At these levels, I am now finding it extremely attractive; but had not kept up to date with it since the original founder (Gianonni) family sold their holdings ... by the way ... met AP one time back in my younger days.
Anyway, at these levels, what is the background on the present day owners regarding reducing the dividends/ I see the eps is above the declared divy; but with the present market, am concerned the management may reduce the dividend. And for an income investor, that would not be good.
Will appreciate your inputs. Please ... no flaming..... I am not into that.
Sure was easier in my day ... back in the 90's.
So, if I understand, we ... the USofA ... has adopted the home ownership aspects of the Euro countries? What is the advantage of that ... for the USofA ... other than allowing a bunch of deadbeats, and speculators, ruin our economy?
It has to do with the very complex algorithms they are supposed to adopt for determining risk. So complex that the regulators are now wishing they hadn't agreed to Basel II. The big banks like BAC are wanting out of them as well.
I guess you haven't listened much about the new Basel II agreement, have you. Basically, the US is adopting the standards of most of the rest of the world. At this point, unless they get an exception, the biggest banks will have to adopt the most stringent of the new standards which will, in effect, lower capital requirements. If they get an exception to use the standard rules for all the smaller banks, the capital requirements will remain relatively the same.
Despite all the speculations surrounding the dividends, I received my latest payout from BAC on 6/30/08.
Nobody owns a real crystal ball here, so the future is anybody's guess. Ken Lewis has been repeatedly telling us that the dividend is safe for now, but there's no guarantee regarding the future payout, and I believe he's being frank about it.
Yes ... am well aware of that. In my day the banks were limited to being generally situated in just one state or 2; then about ... as I recall ... 1990+-, that all changed. Nowadays, the sky is the limit it seems; which opens up another huge can of worms for just what we've recently observed. Heck, in my days, if we criticized a bank for it's substandard ... doubtful ... loss loans, the management, via FDIC/FRB, were required to immediately begin corrective activities ... or fact closure. Right now, don't recall any closure notices over the past 2 administrations.
Nice to see someone who is real here. The company is viable. The question is short term cash flow. The liabilities created from the Countrywide deal seems to have the market in a frenzy. Outside of that I know that they have no other real issues. It is also a speculation if they will keep their dividend and ask for outside monies. Don't really know their, but my guess is no. You could easily argue that and many on the board will. Be careful who you listen to though. Their motivations are questionable for the most part. I am long and own. Additionally, I worked their for 10 years. You can make up your mind as to who you believe.

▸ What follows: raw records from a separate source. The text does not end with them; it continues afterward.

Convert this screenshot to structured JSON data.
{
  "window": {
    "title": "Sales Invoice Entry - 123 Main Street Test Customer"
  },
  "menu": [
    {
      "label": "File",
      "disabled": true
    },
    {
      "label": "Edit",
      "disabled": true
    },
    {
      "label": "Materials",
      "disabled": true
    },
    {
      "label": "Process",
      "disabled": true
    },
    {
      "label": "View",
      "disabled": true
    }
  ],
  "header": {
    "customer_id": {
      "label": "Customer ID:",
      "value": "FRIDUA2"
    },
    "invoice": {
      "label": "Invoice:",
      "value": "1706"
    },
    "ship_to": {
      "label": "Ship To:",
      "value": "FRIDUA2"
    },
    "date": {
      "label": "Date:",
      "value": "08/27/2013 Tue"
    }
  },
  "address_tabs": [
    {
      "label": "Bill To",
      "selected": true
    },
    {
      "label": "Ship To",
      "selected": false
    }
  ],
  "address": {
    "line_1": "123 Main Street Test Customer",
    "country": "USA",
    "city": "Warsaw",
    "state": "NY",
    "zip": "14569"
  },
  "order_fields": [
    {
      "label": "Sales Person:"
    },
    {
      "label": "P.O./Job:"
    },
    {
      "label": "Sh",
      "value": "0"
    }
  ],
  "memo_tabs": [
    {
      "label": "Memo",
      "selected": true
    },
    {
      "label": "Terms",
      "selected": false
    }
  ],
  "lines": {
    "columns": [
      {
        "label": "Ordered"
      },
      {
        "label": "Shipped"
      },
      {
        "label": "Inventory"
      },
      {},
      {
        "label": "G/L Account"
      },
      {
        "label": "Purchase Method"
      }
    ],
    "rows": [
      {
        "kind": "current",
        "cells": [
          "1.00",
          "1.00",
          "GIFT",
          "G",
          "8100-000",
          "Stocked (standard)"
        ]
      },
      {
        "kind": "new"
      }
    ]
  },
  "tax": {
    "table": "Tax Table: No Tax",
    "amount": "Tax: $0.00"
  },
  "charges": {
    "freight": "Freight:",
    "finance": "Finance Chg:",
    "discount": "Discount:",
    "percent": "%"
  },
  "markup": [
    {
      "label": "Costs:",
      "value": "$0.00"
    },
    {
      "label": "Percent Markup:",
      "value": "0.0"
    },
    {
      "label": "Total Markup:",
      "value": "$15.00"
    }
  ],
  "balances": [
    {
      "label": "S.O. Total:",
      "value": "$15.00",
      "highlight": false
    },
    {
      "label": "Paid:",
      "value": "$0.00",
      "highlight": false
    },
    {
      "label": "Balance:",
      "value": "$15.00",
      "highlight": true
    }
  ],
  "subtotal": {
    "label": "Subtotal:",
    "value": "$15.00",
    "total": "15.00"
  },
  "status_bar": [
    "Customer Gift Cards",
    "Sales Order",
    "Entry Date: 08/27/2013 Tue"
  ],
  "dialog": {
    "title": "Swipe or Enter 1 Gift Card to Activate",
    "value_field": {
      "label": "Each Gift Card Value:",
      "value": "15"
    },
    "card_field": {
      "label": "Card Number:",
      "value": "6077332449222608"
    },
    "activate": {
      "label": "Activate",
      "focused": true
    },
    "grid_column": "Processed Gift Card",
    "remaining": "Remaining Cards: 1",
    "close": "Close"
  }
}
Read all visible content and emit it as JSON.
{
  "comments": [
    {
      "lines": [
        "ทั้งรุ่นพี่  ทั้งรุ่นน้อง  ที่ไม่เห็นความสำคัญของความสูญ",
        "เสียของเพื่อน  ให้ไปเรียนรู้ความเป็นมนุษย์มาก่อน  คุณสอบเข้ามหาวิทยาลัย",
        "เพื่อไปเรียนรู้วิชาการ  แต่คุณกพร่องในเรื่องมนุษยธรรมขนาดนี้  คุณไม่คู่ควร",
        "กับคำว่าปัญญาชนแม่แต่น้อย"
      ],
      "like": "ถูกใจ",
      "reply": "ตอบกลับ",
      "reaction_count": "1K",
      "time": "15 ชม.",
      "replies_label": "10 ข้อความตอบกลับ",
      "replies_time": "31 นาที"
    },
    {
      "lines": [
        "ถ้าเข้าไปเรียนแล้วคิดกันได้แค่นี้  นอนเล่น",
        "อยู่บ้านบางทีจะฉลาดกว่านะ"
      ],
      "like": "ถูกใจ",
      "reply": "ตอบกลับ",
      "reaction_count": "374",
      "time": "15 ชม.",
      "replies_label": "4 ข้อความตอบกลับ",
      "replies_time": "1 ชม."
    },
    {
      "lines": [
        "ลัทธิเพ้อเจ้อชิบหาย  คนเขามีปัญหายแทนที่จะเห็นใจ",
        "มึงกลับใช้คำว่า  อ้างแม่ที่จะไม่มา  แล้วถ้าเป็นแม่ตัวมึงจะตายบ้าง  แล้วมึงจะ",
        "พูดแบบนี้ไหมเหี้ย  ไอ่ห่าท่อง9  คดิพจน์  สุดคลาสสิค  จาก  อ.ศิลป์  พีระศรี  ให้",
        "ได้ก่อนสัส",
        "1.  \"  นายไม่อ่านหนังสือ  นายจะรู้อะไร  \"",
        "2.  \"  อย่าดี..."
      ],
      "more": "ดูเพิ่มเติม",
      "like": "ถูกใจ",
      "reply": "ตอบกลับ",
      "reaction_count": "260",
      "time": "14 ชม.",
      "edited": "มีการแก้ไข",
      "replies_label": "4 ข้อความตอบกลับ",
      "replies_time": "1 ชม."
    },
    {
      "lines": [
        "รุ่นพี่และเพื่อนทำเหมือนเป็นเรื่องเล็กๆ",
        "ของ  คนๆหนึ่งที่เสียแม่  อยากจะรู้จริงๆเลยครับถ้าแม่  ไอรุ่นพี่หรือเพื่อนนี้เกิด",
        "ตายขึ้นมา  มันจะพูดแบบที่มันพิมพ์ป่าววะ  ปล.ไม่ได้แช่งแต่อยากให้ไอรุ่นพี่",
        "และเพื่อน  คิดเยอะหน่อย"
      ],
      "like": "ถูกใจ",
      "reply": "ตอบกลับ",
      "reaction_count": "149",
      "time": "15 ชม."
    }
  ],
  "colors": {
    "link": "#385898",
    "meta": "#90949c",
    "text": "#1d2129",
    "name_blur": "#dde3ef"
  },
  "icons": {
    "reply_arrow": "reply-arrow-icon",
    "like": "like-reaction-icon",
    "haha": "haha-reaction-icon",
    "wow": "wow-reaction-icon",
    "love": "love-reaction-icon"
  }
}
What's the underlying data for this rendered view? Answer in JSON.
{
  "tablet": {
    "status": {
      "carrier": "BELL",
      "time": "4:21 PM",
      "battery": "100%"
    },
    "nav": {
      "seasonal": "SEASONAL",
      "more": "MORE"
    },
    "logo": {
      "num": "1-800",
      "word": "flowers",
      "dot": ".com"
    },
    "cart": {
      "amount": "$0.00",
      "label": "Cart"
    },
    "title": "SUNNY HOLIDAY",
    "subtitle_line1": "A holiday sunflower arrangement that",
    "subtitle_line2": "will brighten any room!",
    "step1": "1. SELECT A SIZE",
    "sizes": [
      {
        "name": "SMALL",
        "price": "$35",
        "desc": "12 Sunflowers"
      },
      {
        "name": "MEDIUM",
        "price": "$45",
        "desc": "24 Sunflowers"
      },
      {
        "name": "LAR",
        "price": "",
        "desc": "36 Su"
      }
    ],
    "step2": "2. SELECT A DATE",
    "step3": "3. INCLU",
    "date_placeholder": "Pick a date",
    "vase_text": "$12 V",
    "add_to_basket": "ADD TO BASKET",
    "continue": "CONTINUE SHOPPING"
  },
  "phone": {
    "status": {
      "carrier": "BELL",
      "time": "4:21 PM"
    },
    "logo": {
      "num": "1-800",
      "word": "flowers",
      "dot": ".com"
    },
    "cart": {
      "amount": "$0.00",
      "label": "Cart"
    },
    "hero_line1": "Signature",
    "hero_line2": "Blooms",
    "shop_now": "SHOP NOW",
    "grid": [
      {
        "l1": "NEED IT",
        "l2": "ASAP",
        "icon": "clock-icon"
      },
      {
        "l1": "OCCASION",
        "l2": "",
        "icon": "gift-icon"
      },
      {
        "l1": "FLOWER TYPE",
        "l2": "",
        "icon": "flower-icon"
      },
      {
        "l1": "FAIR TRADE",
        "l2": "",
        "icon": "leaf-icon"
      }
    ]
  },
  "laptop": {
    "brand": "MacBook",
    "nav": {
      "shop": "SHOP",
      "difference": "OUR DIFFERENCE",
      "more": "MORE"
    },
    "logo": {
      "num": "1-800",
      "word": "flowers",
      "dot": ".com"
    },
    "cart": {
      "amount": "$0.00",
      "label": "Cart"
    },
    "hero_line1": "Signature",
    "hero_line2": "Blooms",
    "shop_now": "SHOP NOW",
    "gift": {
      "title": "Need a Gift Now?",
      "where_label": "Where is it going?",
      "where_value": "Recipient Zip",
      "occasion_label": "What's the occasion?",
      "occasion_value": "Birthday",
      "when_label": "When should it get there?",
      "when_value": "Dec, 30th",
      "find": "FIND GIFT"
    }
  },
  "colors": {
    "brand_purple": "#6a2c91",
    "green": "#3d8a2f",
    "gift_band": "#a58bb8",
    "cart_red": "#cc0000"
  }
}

tbh i haven't bought any shares yet, as i think the crisis is far from over and thus i expect it to drop more till the end of the summer.
a) i don't think its possible for the company to maintain the dividend so high, when they have so much problems. In my opinion this choice, is going support the stock's price temporary. But those $10billion that were given in dividend were needed in solving some of the problems that recently arised.
b)In the long run, i think that in 3-5years from now BAC will be at $50 and a healthy company. The risk is yours, but i wouldn't put my retirement money in it, as you don't know what else is in the closet.